Hepatogastroenterology. 2012 Oct;59(119):2238-42


Authors: Li H, Zhou S, Li T, Liu Z, Wu J, Zeng G, Liu C, Gong J


Abstract

Key Words: Multidrug resistance; Breast cancer resistance; RNA interference; Hepatocellular carcinoma. Abbreviations: Breast Cancer Resistance (BCRP); Multi-Drug Resistance (MDR); RNA inteference (RNAi); Hepatocellular Carcinoma (HCC). Background/Aims: Breast cancer resistance protein (BCRP) is an ATP-binding cassette multidrug transporter that confers resistance to various anticancer drugs like Adriamycin. Overexpression of BCRP confers multidrug resistance (MDR) in hepatocellular carcinoma cells and is a frequent impediment to successful chemotherapy. Methodology: We evaluated a new approach using RNA interference for the specific knockdown of BCRP in hepatocellular carcinoma cells.

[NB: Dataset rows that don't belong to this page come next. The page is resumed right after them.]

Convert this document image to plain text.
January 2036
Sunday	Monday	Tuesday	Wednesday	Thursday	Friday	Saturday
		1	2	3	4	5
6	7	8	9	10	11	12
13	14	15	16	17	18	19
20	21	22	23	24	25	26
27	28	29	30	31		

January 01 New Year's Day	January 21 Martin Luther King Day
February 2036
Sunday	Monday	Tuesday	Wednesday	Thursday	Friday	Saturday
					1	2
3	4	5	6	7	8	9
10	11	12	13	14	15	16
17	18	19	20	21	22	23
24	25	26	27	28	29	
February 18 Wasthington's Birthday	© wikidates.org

To overcome the BCRP-mediated atypical multidrug drug resistance, one small interfering RNA construct (RNAi) targeting one special region of BCRP gene were designed to inhibit the atypical MDR expression by transfecting them into HepG2/ADM cell lines. Results: We found that the overexpression of BCRP gene was suppressed efficiently by the introduction of small interfering RNA, which caused sequence specific gene silence. The level of BCRP mRNA reduced to 22.55% after transfected by pSUPER-BCRPs compared with those of the controls. Similarly, the level of BCRP decreased too. Furthermore, the sensitivity to Adriamycin of pSUPER-BCRPs-treated HEPG2/ADM cells is increased 3.55-fold compared to their control (p<0.05). The relative reverse rate of HepG2/ADM cell to Adriamycin is 72.2%. Conclusions: These data indicated that pSUPER-BCRPs could modulate MDR and may present a new approach to overcome BCRP-mediated drug resistance in HEPG2/ADM cells. It may reverse multidrug resistance phenotype and therefore provide promising therapeutic modalities in the treatment of hepatocellular carcinoma.